MasterCard's efforts to create lucrative partnerships have been one key to its ongoing success even in the face of currency-related headwinds. In June, it signed a deal with U.K. retail banking company Virgin Money to add debit card management to the two companies' existing credit card relationship, and in July, the card network company partnered with TD Bank to process debit and prepaid card transactions on MasterCard's Maestro network. In addition, MasterCard hasn't hesitated to make strategic acquisitions of companies that have useful technology that it can use to build up its competitive advantages further.

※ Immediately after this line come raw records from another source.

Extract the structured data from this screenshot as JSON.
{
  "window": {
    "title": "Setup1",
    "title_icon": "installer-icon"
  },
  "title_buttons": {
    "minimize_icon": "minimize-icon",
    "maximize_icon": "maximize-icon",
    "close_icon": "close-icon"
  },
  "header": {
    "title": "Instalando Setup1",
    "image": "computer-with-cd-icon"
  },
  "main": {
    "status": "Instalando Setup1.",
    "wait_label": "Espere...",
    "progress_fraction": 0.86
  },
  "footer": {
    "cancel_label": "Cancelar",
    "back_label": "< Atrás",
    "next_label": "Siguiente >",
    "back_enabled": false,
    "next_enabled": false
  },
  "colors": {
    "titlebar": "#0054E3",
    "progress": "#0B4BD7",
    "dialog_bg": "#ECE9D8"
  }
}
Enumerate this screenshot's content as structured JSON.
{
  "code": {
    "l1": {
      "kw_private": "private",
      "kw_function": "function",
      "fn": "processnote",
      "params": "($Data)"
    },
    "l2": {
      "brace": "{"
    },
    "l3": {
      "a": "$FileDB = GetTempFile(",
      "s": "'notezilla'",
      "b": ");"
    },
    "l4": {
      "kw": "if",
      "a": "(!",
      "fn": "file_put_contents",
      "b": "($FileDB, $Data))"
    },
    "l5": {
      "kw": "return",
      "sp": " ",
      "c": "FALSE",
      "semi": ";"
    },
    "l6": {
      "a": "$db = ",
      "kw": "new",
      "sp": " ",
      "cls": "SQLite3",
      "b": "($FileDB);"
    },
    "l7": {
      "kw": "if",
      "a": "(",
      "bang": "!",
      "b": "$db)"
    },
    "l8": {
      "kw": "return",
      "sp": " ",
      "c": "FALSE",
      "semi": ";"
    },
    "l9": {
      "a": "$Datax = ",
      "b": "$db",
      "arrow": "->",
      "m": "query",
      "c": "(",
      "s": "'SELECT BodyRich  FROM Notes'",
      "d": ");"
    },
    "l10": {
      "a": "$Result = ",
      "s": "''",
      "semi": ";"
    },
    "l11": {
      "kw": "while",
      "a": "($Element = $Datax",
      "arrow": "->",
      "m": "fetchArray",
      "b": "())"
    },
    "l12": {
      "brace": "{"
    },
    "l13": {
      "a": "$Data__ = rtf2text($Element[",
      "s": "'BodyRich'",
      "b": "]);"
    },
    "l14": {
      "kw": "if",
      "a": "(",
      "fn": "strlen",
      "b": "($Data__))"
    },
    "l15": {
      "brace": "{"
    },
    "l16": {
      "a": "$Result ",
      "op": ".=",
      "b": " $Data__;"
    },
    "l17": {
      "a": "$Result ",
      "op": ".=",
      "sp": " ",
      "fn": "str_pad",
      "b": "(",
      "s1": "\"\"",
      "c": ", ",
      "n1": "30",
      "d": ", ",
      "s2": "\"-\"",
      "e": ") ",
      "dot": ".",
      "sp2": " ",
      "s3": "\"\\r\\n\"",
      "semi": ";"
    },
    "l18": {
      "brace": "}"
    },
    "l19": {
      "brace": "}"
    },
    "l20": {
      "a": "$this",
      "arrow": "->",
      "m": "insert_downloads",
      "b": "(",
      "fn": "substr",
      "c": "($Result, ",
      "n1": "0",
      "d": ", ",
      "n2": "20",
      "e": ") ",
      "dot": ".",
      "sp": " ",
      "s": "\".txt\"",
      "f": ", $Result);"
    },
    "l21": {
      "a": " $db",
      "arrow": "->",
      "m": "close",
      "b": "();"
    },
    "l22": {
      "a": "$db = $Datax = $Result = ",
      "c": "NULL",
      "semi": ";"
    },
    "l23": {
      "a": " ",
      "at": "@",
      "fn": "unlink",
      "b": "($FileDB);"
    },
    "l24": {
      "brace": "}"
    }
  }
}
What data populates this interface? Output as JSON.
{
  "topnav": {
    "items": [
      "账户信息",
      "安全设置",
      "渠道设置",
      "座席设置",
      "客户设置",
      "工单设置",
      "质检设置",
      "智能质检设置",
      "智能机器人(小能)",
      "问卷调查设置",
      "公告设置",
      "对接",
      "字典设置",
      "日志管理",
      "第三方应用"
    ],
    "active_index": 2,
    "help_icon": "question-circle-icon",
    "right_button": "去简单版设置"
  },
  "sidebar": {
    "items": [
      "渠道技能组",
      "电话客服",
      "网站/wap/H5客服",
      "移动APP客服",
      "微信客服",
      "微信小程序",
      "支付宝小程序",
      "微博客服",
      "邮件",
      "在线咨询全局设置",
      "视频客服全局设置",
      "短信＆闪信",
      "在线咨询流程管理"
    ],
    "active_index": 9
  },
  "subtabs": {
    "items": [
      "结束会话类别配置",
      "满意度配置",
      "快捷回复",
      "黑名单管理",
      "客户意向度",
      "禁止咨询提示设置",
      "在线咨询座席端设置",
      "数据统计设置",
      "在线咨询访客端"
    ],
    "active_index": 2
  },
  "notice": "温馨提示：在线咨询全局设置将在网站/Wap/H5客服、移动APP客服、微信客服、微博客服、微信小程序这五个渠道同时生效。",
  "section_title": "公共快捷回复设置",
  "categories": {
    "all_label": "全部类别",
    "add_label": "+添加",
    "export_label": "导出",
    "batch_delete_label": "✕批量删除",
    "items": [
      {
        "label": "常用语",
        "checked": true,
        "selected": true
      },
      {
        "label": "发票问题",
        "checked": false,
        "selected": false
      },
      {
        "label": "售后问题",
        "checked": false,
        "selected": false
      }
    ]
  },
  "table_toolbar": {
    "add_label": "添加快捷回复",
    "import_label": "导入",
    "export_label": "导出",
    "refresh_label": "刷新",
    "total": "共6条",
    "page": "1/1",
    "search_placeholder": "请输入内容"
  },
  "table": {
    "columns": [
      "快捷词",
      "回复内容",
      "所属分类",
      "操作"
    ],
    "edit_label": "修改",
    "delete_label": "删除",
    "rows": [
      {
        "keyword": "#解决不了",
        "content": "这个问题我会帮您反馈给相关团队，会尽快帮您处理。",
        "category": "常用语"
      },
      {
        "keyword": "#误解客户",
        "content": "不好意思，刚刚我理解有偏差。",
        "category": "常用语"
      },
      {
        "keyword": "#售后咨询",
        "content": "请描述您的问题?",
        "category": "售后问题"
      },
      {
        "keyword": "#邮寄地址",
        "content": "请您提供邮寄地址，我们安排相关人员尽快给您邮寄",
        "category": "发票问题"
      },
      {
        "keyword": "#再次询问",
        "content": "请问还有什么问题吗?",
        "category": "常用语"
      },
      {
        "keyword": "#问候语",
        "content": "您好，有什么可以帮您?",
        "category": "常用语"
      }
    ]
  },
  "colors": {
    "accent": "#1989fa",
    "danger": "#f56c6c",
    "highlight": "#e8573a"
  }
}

Yet both MasterCard and Visa are still trying to navigate the shifting waters of mobile-based payments. To a large extent, Visa and MasterCard have successfully guided the mobile discussion within their realm of expertise, with major technology companies choosing to work with the card giants rather than trying to recreate a similar financial infrastructure on their own.

Major merchants are still looking at coming up with their own mobile payment systems that could circumvent MasterCard's and Visa's networks and potentially keep more profits for themselves, but development has been difficult, and delays have threatened to leave alternatives too far behind to make a big market splash when they become available. If merchants' difficulties continue, then MasterCard and Visa will have scored a major strategic victory that could help them preserve and build on their respective franchises for years to come.

In the MasterCard earnings report, investors should look to see what the company has to say about global macroeconomic trends and expectations for the future. The hope that most investors have is that once the U.S. dollar stops appreciating in value so much against major foreign currencies, international results will stop looking so weak, and MasterCard's overall revenue and earnings will start to increase more dramatically.

For now, though, investors should take the foreign-exchange hits in stride and rest assured that as long as MasterCard can maintain its fundamental growth, the financial results should follow in time.